Structural organization of the spliced immediate-early gene complex that encodes the major acidic nuclear (IE1) and transactivator (IE2) proteins of african green monkey cytomegalovirus

Abstract

Total immediate-early (IE) RNA synthesized after infection with African green monkey cytomegalovirus (SCMV) in the presence of cycloheximide contained a major 2.3-kb mRNA species that acted as template for in vitro synthesis of a single 94-kD nuclear protein. The same IE RNA hybridized predominantly to a 1.8-kb subregion of the 220-kb genome which mapped 1.5 kb to the left of the in vitro transcription start site and TATATAA motif previously associated with the powerful MIE (IE94) enhancer region. However, DNA sequence and S1-mapping analysis of a 5-kb region downstream from the promoter revealed the existence of a far upstream noncoding first exon and four additional spliced exons capable of encoding two alternative protein products with shared N-terminal domains. This region is similar in structure to that of the MIE gene complex of human cytomegalovirus (HCMV), including being highly CpG suppressed. Exons 2, 3, and 4 encode an acidic protein equivalent to the 68-kD IE1 protein (UL123) of HCMV and exons 2, 3, and 5 encode a protein equivalent to the 80-kD IE2 (UL122) DNA-binding protein of HCMV. Transcripts from across the IE2 region were detected within the cycloheximide RNA, but they were present at 10- to 20-fold lower abundance than IE1 transcripts.

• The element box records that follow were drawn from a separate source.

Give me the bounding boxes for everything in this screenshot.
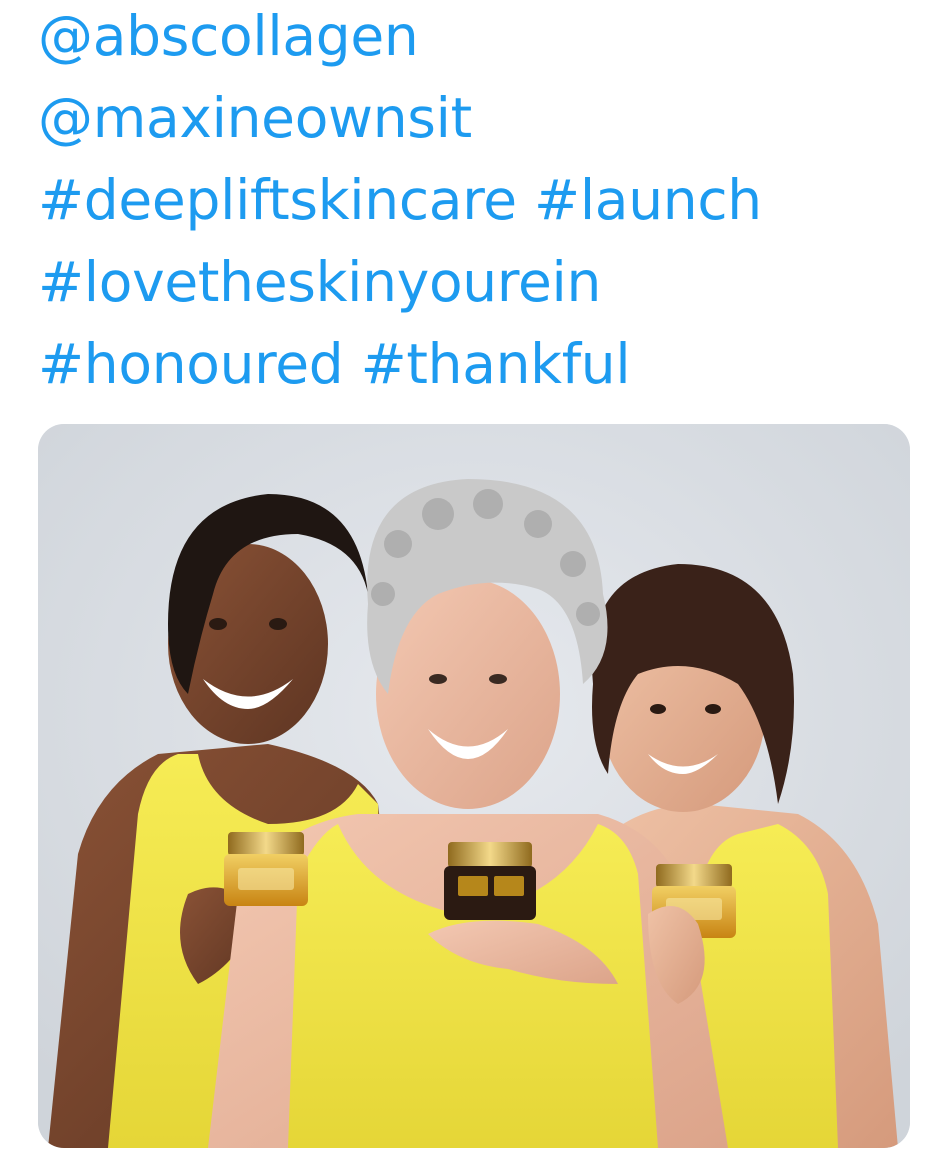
hashtag-link[interactable]: #thankful	[361, 332, 631, 396]
hashtag-link[interactable]: #launch	[534, 168, 762, 232]
mention-line: @abscollagen	[38, 0, 918, 82]
mention-link[interactable]: @abscollagen	[38, 4, 419, 68]
hashtag-link[interactable]: #honoured	[38, 332, 344, 396]
photo-illustration	[38, 424, 910, 1148]
hashtag-link[interactable]: #deepliftskincare	[38, 168, 517, 232]
hashtag-line: #honoured #thankful	[38, 328, 918, 410]
product-jar-left	[224, 832, 308, 906]
hashtag-line: #lovetheskinyourein	[38, 246, 918, 328]
hashtag-link[interactable]: #lovetheskinyourein	[38, 250, 601, 314]
tweet-text: @abscollagen @maxineownsit #deepliftskin…	[38, 0, 918, 410]
mention-link[interactable]: @maxineownsit	[38, 86, 472, 150]
hashtag-line: #deepliftskincare #launch	[38, 164, 918, 246]
mention-line: @maxineownsit	[38, 82, 918, 164]
tweet-photo[interactable]	[38, 424, 910, 1148]
product-jar-center	[444, 842, 536, 920]
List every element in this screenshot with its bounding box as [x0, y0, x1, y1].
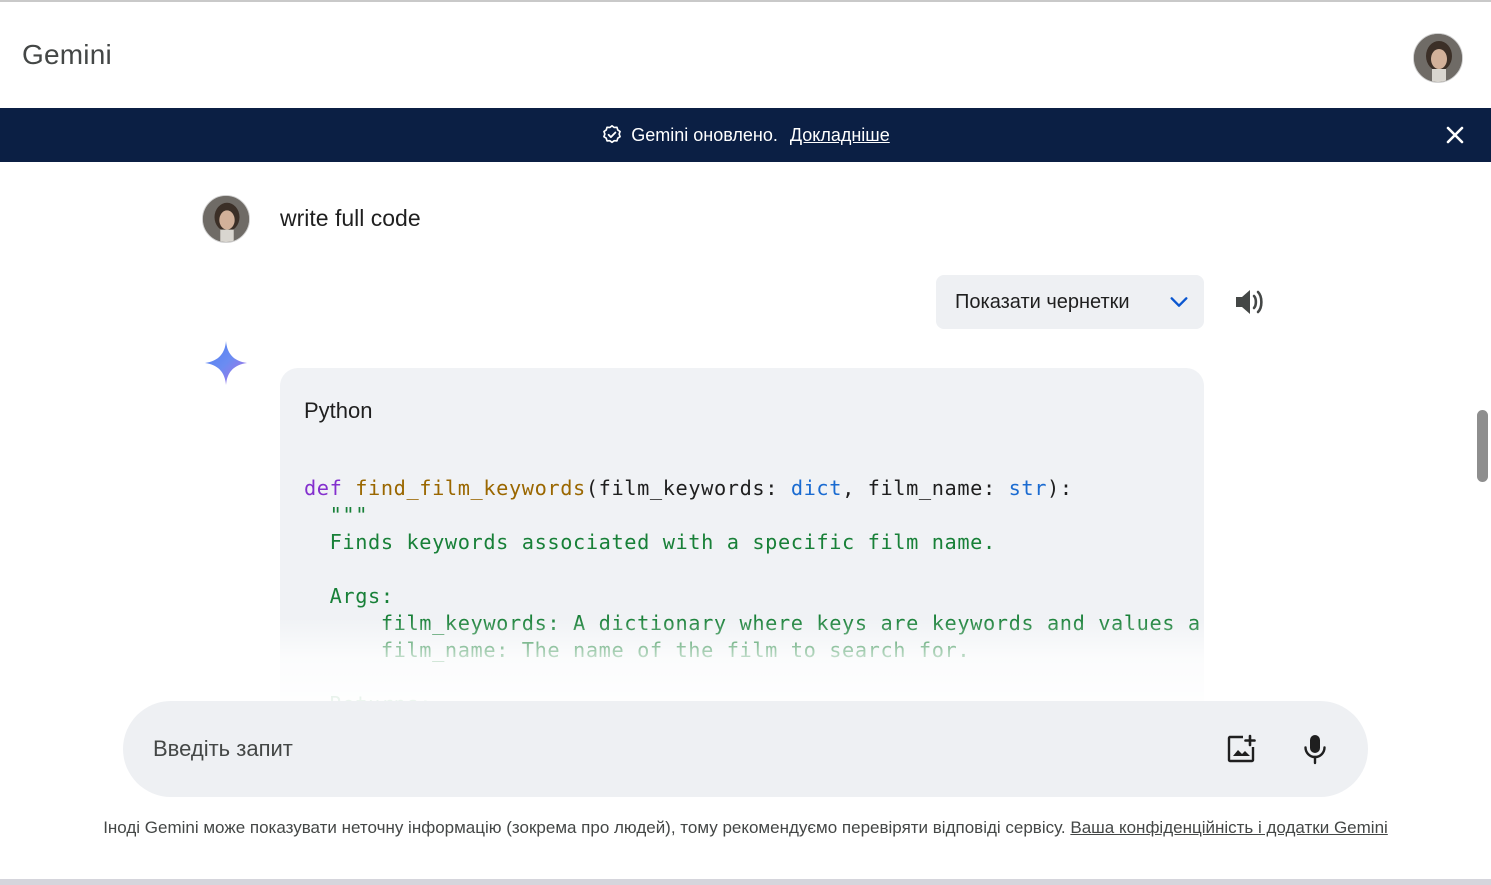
code-line: Args:	[304, 583, 1204, 610]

The proposed 547-codon IE1 (IE94) acidic phosphoprotein of SCMV displays minimal residual homology with the IE1 protein of HCMV, but both associate with metaphase chromosomes and have large C-terminal glutamic-acid-rich domains. In contrast, the proposed 583-codon IE2 protein of SCMV displays extensive amino acid similarity to the HCMV IE2 transcriptional regulatory protein especially within C-terminal domains that are known to play a major role in promoter targeting for both transactivation and negative autoregulation functions.